With Obamacare still a hot topic in Washington, we tend to think of our healthcare system as national and costs being somewhat standardized. In fact, where you live can have huge impact on what you pay for medical procedures like ultrasounds and knee replacements, according to a study issued this week by the Health Care Cost Institute.
Even worse, it can be hard to figure out why prices vary, and there’s no telling which provider is likeliest to charge more (or less). “There doesn’t seem to be a systematic pattern with respect to what’s high and what’s low,” David Newman, HCCI’s executive director, recently told NPR.
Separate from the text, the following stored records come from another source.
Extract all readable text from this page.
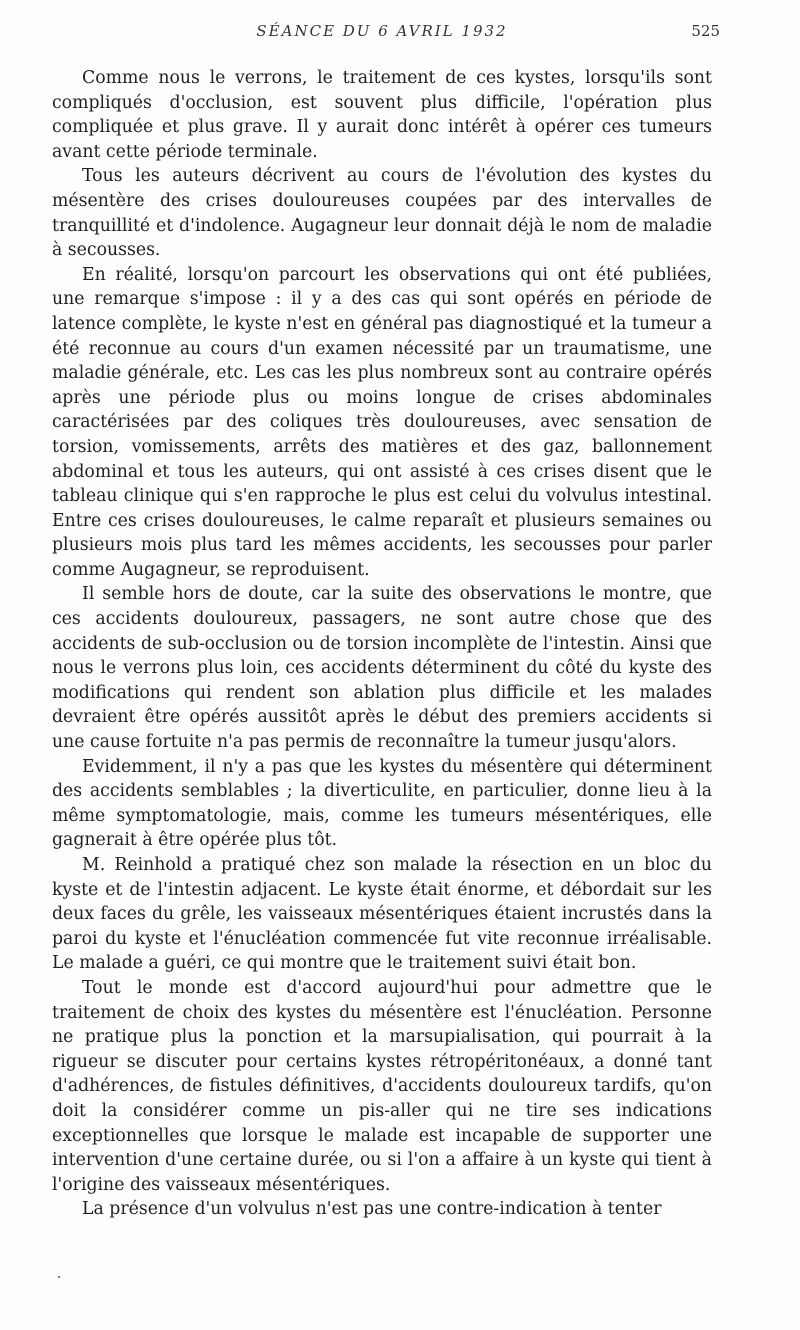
SÉANCE DU 6 AVRIL 1932	525

Comme nous le verrons, le traitement de ces kystes, lorsqu'ils sont compliqués d'occlusion, est souvent plus difficile, l'opération plus compliquée et plus grave. Il y aurait donc intérêt à opérer ces tumeurs avant cette période terminale.

Tous les auteurs décrivent au cours de l'évolution des kystes du mésentère des crises douloureuses coupées par des intervalles de tranquillité et d'indolence. Augagneur leur donnait déjà le nom de maladie à secousses.

En réalité, lorsqu'on parcourt les observations qui ont été publiées, une remarque s'impose : il y a des cas qui sont opérés en période de latence complète, le kyste n'est en général pas diagnostiqué et la tumeur a été reconnue au cours d'un examen nécessité par un traumatisme, une maladie générale, etc. Les cas les plus nombreux sont au contraire opérés après une période plus ou moins longue de crises abdominales caractérisées par des coliques très douloureuses, avec sensation de torsion, vomissements, arrêts des matières et des gaz, ballonnement abdominal et tous les auteurs, qui ont assisté à ces crises disent que le tableau clinique qui s'en rapproche le plus est celui du volvulus intestinal. Entre ces crises douloureuses, le calme reparaît et plusieurs semaines ou plusieurs mois plus tard les mêmes accidents, les secousses pour parler comme Augagneur, se reproduisent.

Il semble hors de doute, car la suite des observations le montre, que ces accidents douloureux, passagers, ne sont autre chose que des accidents de sub-occlusion ou de torsion incomplète de l'intestin. Ainsi que nous le verrons plus loin, ces accidents déterminent du côté du kyste des modifications qui rendent son ablation plus difficile et les malades devraient être opérés aussitôt après le début des premiers accidents si une cause fortuite n'a pas permis de reconnaître la tumeur jusqu'alors.

Evidemment, il n'y a pas que les kystes du mésentère qui déterminent des accidents semblables ; la diverticulite, en particulier, donne lieu à la même symptomatologie, mais, comme les tumeurs mésentériques, elle gagnerait à être opérée plus tôt.

M. Reinhold a pratiqué chez son malade la résection en un bloc du kyste et de l'intestin adjacent. Le kyste était énorme, et débordait sur les deux faces du grêle, les vaisseaux mésentériques étaient incrustés dans la paroi du kyste et l'énucléation commencée fut vite reconnue irréalisable. Le malade a guéri, ce qui montre que le traitement suivi était bon.

Tout le monde est d'accord aujourd'hui pour admettre que le traitement de choix des kystes du mésentère est l'énucléation. Personne ne pratique plus la ponction et la marsupialisation, qui pourrait à la rigueur se discuter pour certains kystes rétropéritonéaux, a donné tant d'adhérences, de fistules définitives, d'accidents douloureux tardifs, qu'on doit la considérer comme un pis-aller qui ne tire ses indications exceptionnelles que lorsque le malade est incapable de supporter une intervention d'une certaine durée, ou si l'on a affaire à un kyste qui tient à l'origine des vaisseaux mésentériques.

La présence d'un volvulus n'est pas une contre-indication à tenter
The study examined prices for 242 medical services, focused on high- and low-cost states. Among the cheapest places to get medical care were Florida, Texas, and New York, while Alaska, North Dakota and Wisconsin were among the most expensive.
Most striking, however, was the wide range of prices that turned up within states.
For instance, a knee replacement in Sacramento, Calif., could cost you more than $57,500, nearly double the $30,300 price tag in Riverside, outside of Los Angeles. The difference in cost for same procedure was more than $17,000 depending on whether you had it done in Palm Bay, Fla., or Miami, and more than $16,000 in Dallas versus Lubbock, Texas.
While the healthcare system is notoriously difficult to navigate there are some steps you can take to rein in costs. Many insurers and employers now offer Web tools that allow you price services at nearby providers, factoring in your deductible and co-insurance.
Considering that more Americans have high-deductible plans nowadays, forcing them to pay more out of pocket before insurance kicks in–and probably covers only a portion of the remainder, it’s more essential than ever to shop around before agreeing to pricey procedures. Looking beyond specialists recommended by your primary care doctor can also help.